Um dado ilustra o potencial: 40% das vendas de categorias (ingressos, merchandising) ocorrem durante as transmissões das partidas.
Um novo modelo que desafia as emissoras
O acordo fechado com a Serie A em 2024 para distribuir conteúdo digital e OTT da liga italiana no Reino Unido e Irlanda em parceria com a TNT Sports consolidou-se como um caso de distribuição híbrida. O movimento reforça o posicionamento do OneFootball como plataforma D2C que apoia detentores de direitos.
Ramcke define o “Home of Serie A” como um exercício de branding. Trata-se de um produto para o “superfã”, operado pela própria liga (com todos os jogos fornecidos diretamente), disponível internacionalmente em paralelo aos acordos tradicionais com emissoras locais que transmitem apenas partidas selecionadas.

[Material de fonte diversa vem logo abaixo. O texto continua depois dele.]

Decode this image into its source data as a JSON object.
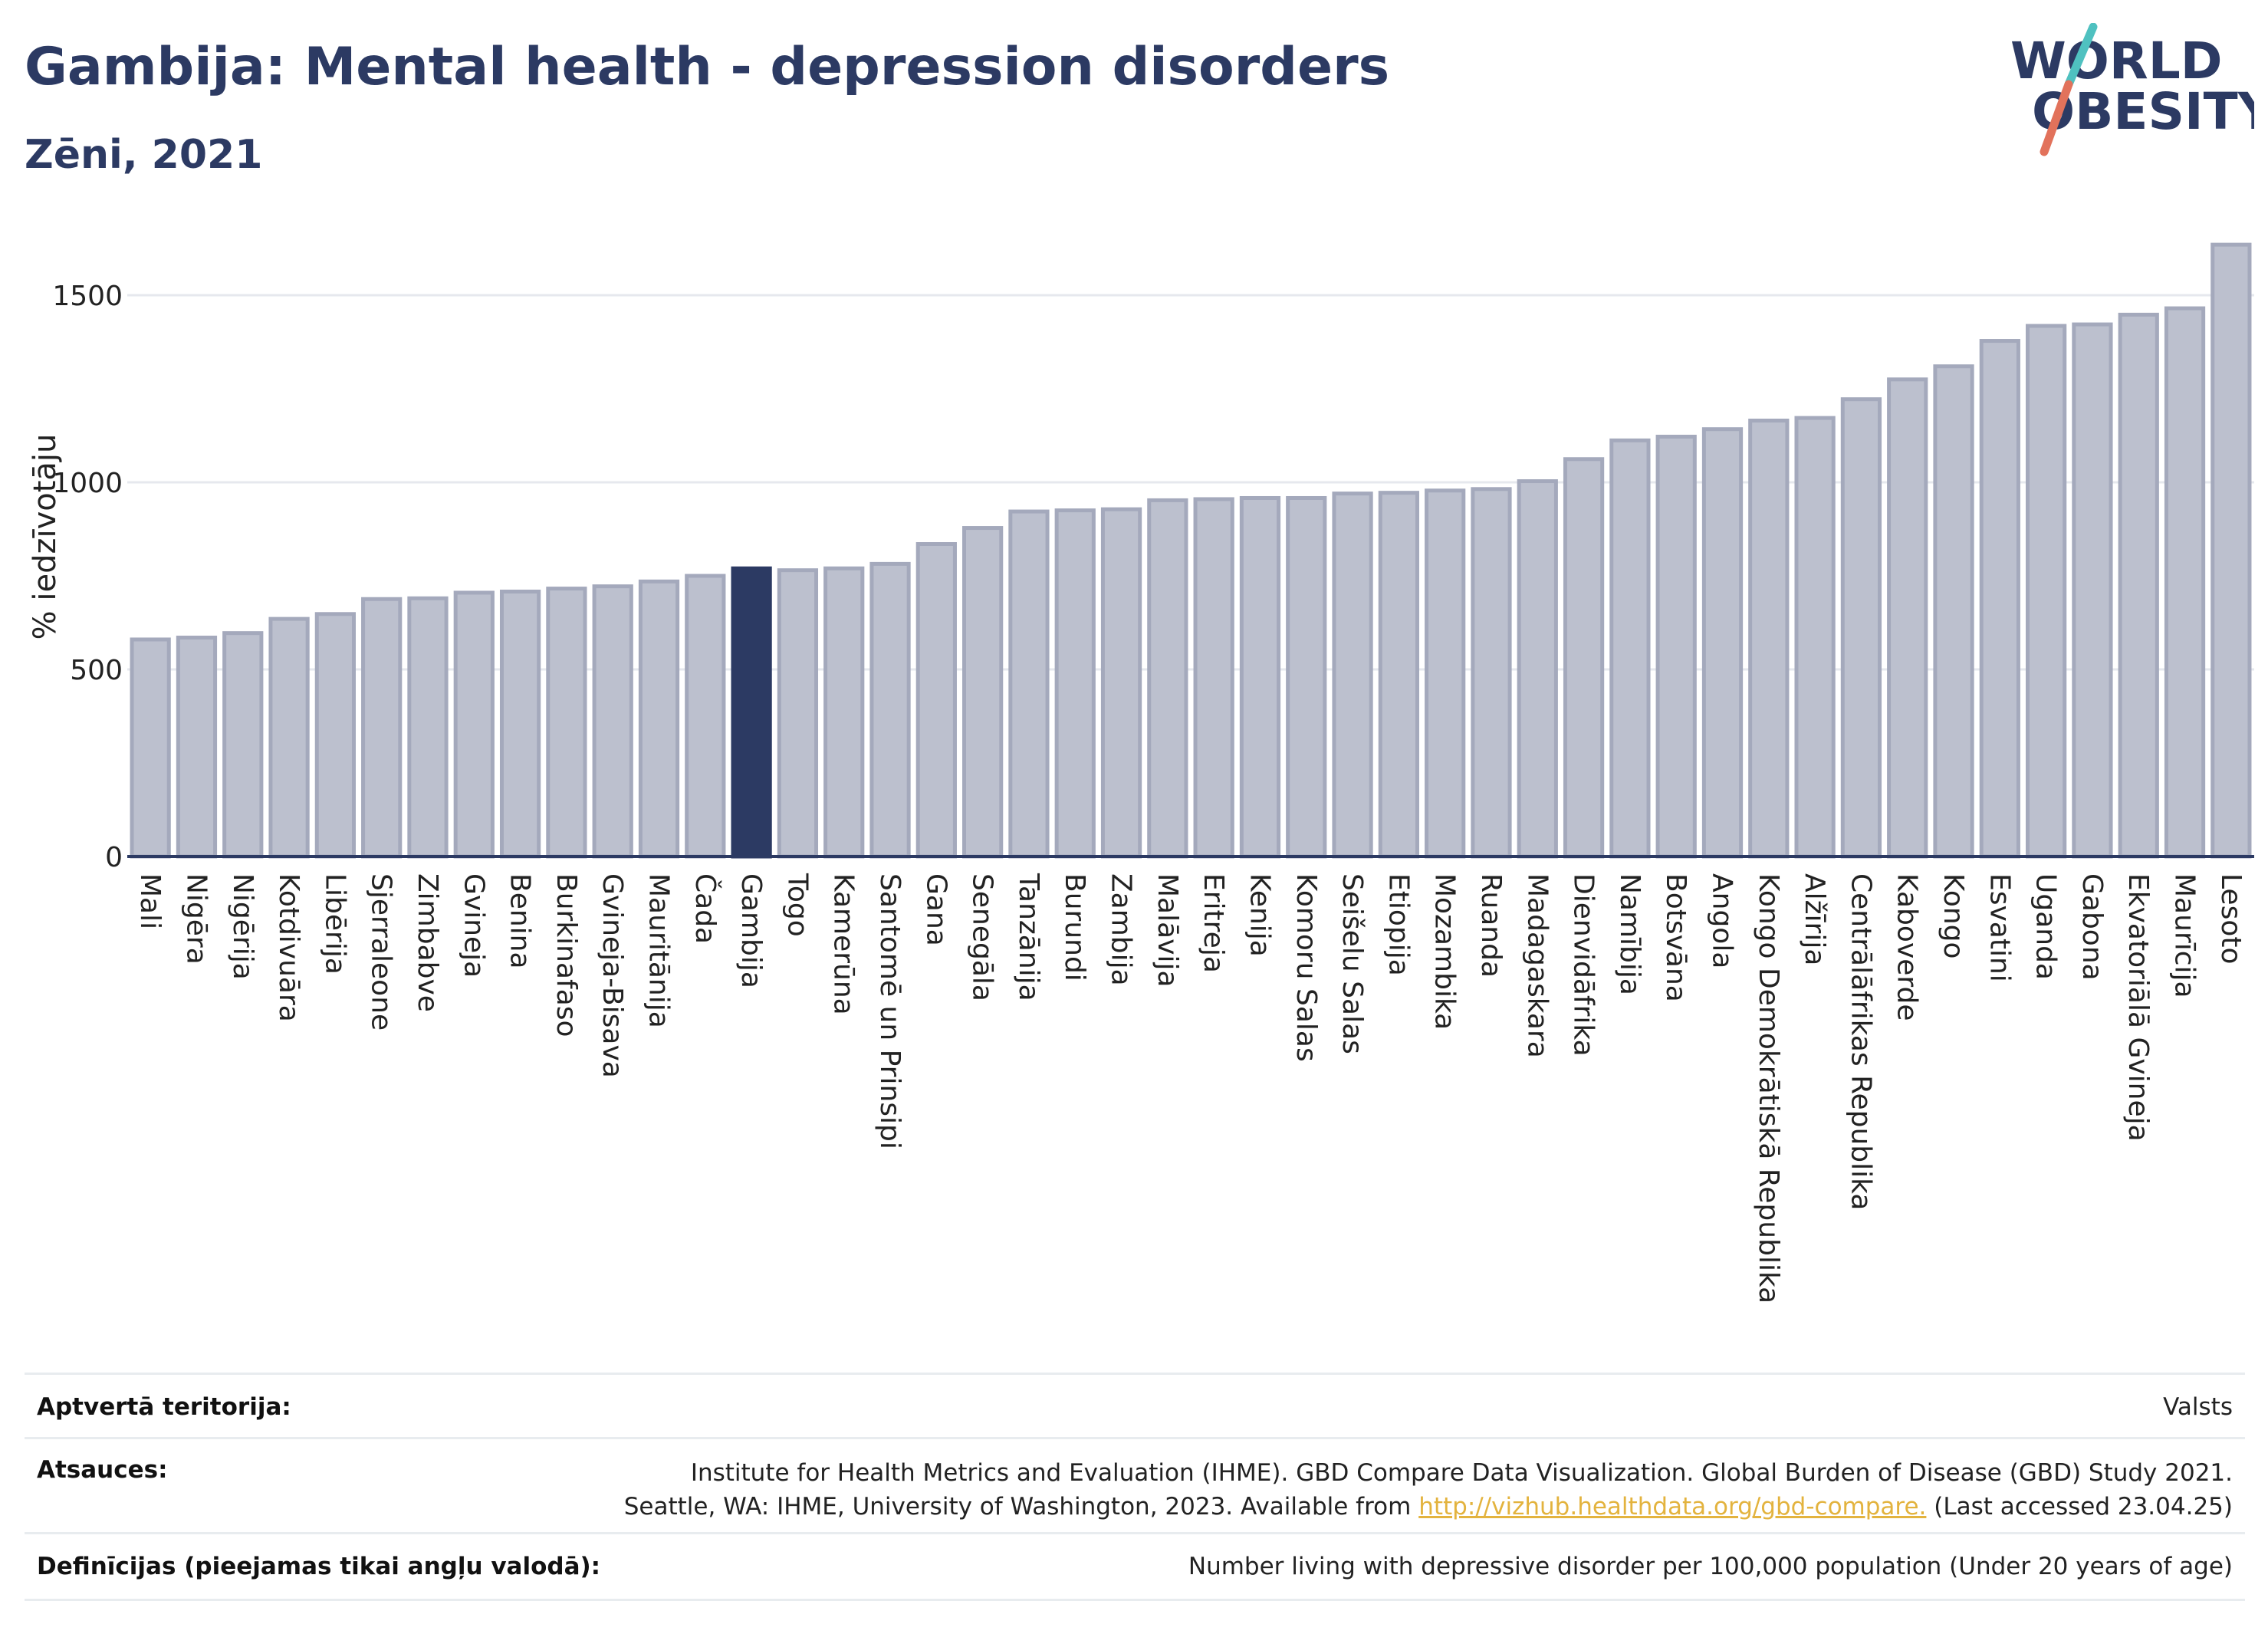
{
  "header": {
    "title": "Gambija: Mental health - depression disorders",
    "subtitle": "Zēni, 2021"
  },
  "logo": {
    "line1": "WORLD",
    "line2": "OBESITY",
    "accent_colors": [
      "#4fc1c0",
      "#e2725b"
    ]
  },
  "colors": {
    "bar": "#bcc0ce",
    "bar_border": "#a4a9bc",
    "highlight": "#2c3a63",
    "grid": "#e6e8ee"
  },
  "chart_data": {
    "type": "bar",
    "title": "Gambija: Mental health - depression disorders",
    "subtitle": "Zēni, 2021",
    "ylabel": "% iedzīvotāju",
    "xlabel": "",
    "ylim": [
      0,
      1700
    ],
    "yticks": [
      0,
      500,
      1000,
      1500
    ],
    "grid": true,
    "highlight": "Gambija",
    "categories": [
      "Mali",
      "Nigēra",
      "Nigērija",
      "Kotdivuāra",
      "Libērija",
      "Sjerraleone",
      "Zimbabve",
      "Gvineja",
      "Benina",
      "Burkinafaso",
      "Gvineja-Bisava",
      "Mauritānija",
      "Čada",
      "Gambija",
      "Togo",
      "Kamerūna",
      "Santomē un Prinsipi",
      "Gana",
      "Senegāla",
      "Tanzānija",
      "Burundi",
      "Zambija",
      "Malāvija",
      "Eritreja",
      "Kenija",
      "Komoru Salas",
      "Seišelu Salas",
      "Etiopija",
      "Mozambika",
      "Ruanda",
      "Madagaskara",
      "Dienvidāfrika",
      "Namībija",
      "Botsvāna",
      "Angola",
      "Kongo Demokrātiskā Republika",
      "Alžīrija",
      "Centrālāfrikas Republika",
      "Kaboverde",
      "Kongo",
      "Esvatini",
      "Uganda",
      "Gabona",
      "Ekvatoriālā Gvineja",
      "Maurīcija",
      "Lesoto"
    ],
    "values": [
      580,
      585,
      597,
      635,
      648,
      688,
      690,
      705,
      708,
      716,
      722,
      735,
      750,
      770,
      765,
      770,
      782,
      835,
      878,
      922,
      925,
      928,
      952,
      955,
      958,
      958,
      970,
      972,
      978,
      982,
      1003,
      1062,
      1112,
      1122,
      1142,
      1165,
      1172,
      1222,
      1275,
      1310,
      1378,
      1418,
      1422,
      1448,
      1465,
      1635
    ]
  },
  "footer": {
    "rows": [
      {
        "label": "Aptvertā teritorija:",
        "lines": [
          "Valsts"
        ]
      },
      {
        "label": "Atsauces:",
        "lines": [
          "Institute for Health Metrics and Evaluation (IHME). GBD Compare Data Visualization. Global Burden of Disease (GBD) Study 2021.",
          "Seattle, WA: IHME, University of Washington, 2023. Available from "
        ],
        "link": "http://vizhub.healthdata.org/gbd-compare.",
        "after_link": " (Last accessed 23.04.25)"
      },
      {
        "label": "Definīcijas (pieejamas tikai angļu valodā):",
        "lines": [
          "Number living with depressive disorder per 100,000 population (Under 20 years of age)"
        ]
      }
    ]
  }
}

Outros exemplos na loja de canais da plataforma incluem Bundesliga Pass, UPL.TV e AFC Live.
“O conceito segue o modelo do NBA League Pass: um produto não exclusivo, operado diretamente pelos detentores dos direitos.”
Aqui ressurge o embate entre alcance e receita. Como destacou Ramcke, sejam ligas, clubes ou empresas de mídia, todos são agora broadcasters donos de conteúdo com os mesmos desafios: alcançar, engajar e monetizar audiência.

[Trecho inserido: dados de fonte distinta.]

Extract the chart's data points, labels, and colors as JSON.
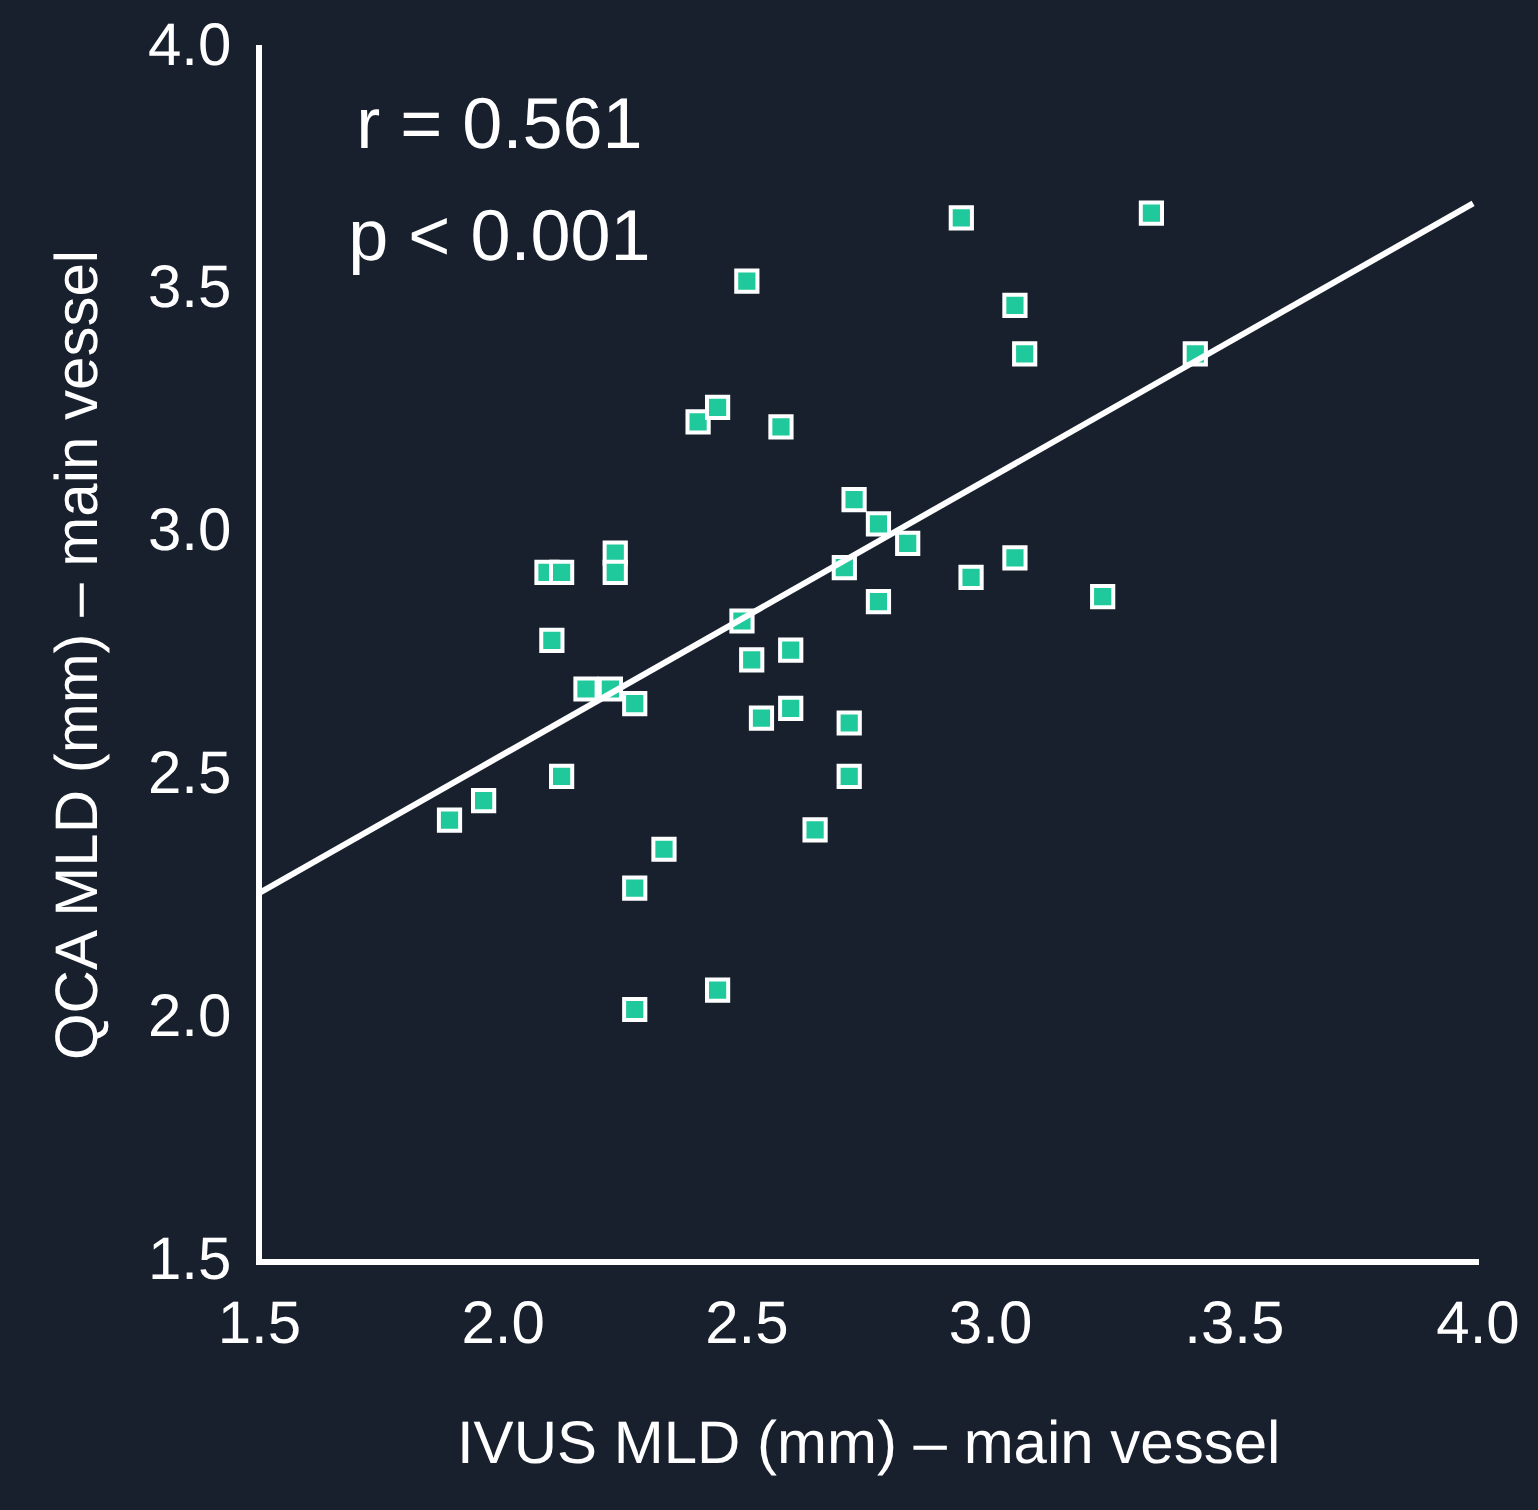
{
  "chart_data": {
    "type": "scatter",
    "xlabel": "IVUS MLD (mm) – main vessel",
    "ylabel": "QCA MLD (mm) – main vessel",
    "annotations": [
      "r = 0.561",
      "p < 0.001"
    ],
    "xlim": [
      1.5,
      4.0
    ],
    "ylim": [
      1.5,
      4.0
    ],
    "xticks": [
      {
        "value": 1.5,
        "label": "1.5"
      },
      {
        "value": 2.0,
        "label": "2.0"
      },
      {
        "value": 2.5,
        "label": "2.5"
      },
      {
        "value": 3.0,
        "label": "3.0"
      },
      {
        "value": 3.5,
        "label": ".3.5"
      },
      {
        "value": 4.0,
        "label": "4.0"
      }
    ],
    "yticks": [
      {
        "value": 1.5,
        "label": "1.5"
      },
      {
        "value": 2.0,
        "label": "2.0"
      },
      {
        "value": 2.5,
        "label": "2.5"
      },
      {
        "value": 3.0,
        "label": "3.0"
      },
      {
        "value": 3.5,
        "label": "3.5"
      },
      {
        "value": 4.0,
        "label": "4.0"
      }
    ],
    "grid": false,
    "legend": false,
    "marker": "square",
    "series": [
      {
        "type": "scatter",
        "color": "#1fc99b",
        "x": [
          1.89,
          1.96,
          2.09,
          2.12,
          2.1,
          2.12,
          2.17,
          2.22,
          2.23,
          2.23,
          2.27,
          2.27,
          2.27,
          2.33,
          2.4,
          2.44,
          2.44,
          2.5,
          2.49,
          2.51,
          2.53,
          2.57,
          2.59,
          2.59,
          2.64,
          2.7,
          2.72,
          2.71,
          2.71,
          2.77,
          2.77,
          2.83,
          2.94,
          2.96,
          3.05,
          3.07,
          3.05,
          3.23,
          3.33,
          3.42
        ],
        "values": [
          2.41,
          2.45,
          2.92,
          2.92,
          2.78,
          2.5,
          2.68,
          2.68,
          2.96,
          2.92,
          2.65,
          2.27,
          2.02,
          2.35,
          3.23,
          3.26,
          2.06,
          3.52,
          2.82,
          2.74,
          2.62,
          3.22,
          2.76,
          2.64,
          2.39,
          2.93,
          3.07,
          2.61,
          2.5,
          3.02,
          2.86,
          2.98,
          3.65,
          2.91,
          3.47,
          3.37,
          2.95,
          2.87,
          3.66,
          3.37
        ]
      },
      {
        "type": "line",
        "color": "#ffffff",
        "marker": "none",
        "x": [
          1.5,
          3.99
        ],
        "values": [
          2.26,
          3.68
        ]
      }
    ]
  }
}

No curto prazo, o objetivo é reduzir a lacuna em relação às receitas de licenciamento tradicional, usando o acesso a dados identificáveis dos consumidores para negócios complementares como fantasy sports e merchandising.
O benchmark francês
Em agosto, a Ligue 1+ foi lançada com 600.000 assinantes no fim de semana de abertura, com preço de €14,99/mês (metade dos €29,99 anteriores do DAZN). O serviço precisa de 1 milhão de assinantes até o final da temporada e 2,5 milhões até o quarto ano para atingir as metas de receita.
O podcast Unofficial Partner descreveu o modelo de negócios como uma “batalha difícil”, uma vez que a liga combina os desafios da autoexploração dos direitos de mídia com a difícil economia do streaming OTT.
Entre os obstáculos apontados estão a ausência de um jogo-chave no sábado (transmitido exclusivamente pela beIN Sports) e restrições de distribuição como o Canal+.
Diante do benchmark europeu, o UP levanta questões: quais números de assinantes representariam um “sucesso” replicável por outras ligas, e quais configurariam um “fracasso” que as afastaria do modelo DTC (direct-to-consumer)?
Ao analisar o papel do DTC para ligas e federações no ecossistema do OneFootball, Ramcke posiciona os canais da plataforma como parte do mix de distribuição de um broadcaster. Ou seja, um canal com acesso à nova geração de fãs, que reduz barreiras de descoberta, custo e complexidade técnica.
“Os canais são um complemento para que um broadcaster ofereça um portfólio mais granular e capture uma fatia maior da curva de demanda do consumidor. Não existe mais modelo de ‘tamanho único’”.
DTC: complemento sim, aposta única não
Ramcke enxerga o DTC como uma escolha estratégica que depende de dois fatores: custo de oportunidade e utilidade real dos dados do cliente.
O primeiro ponto envolve um cálculo preciso: quando as taxas de direitos caem (como ocorreu com a Serie A no Reino Unido) ou quando se tenta incluir um serviço de streaming próprio sem reduzir o valor pago pelas emissoras (caso da NBA internacional). O segundo exige não só coletar informações, mas ter um plano para monetizá-las.
A previsão é que o DTC seja introduzido gradualmente como complemento aos acertos tradicionais, fechando aos poucos a lacuna de receita e dando mais poder aos detentores de direitos. Mas há um alerta:
“Adotar DTC exclusivamente hoje provavelmente não é sinal de um negócio saudável”.
É bom lembrar que o OneFootball foi um dos primeiros 1.000 aplicativos da App Store, em 2009, quando começou como uma empresa de publicação de mídia.
A história da empresa mostra que, à medida que o esporte se move para uma economia de dados e assinaturas, a tecnologia deixa de ser suporte e se torna a espinha dorsal do negócio.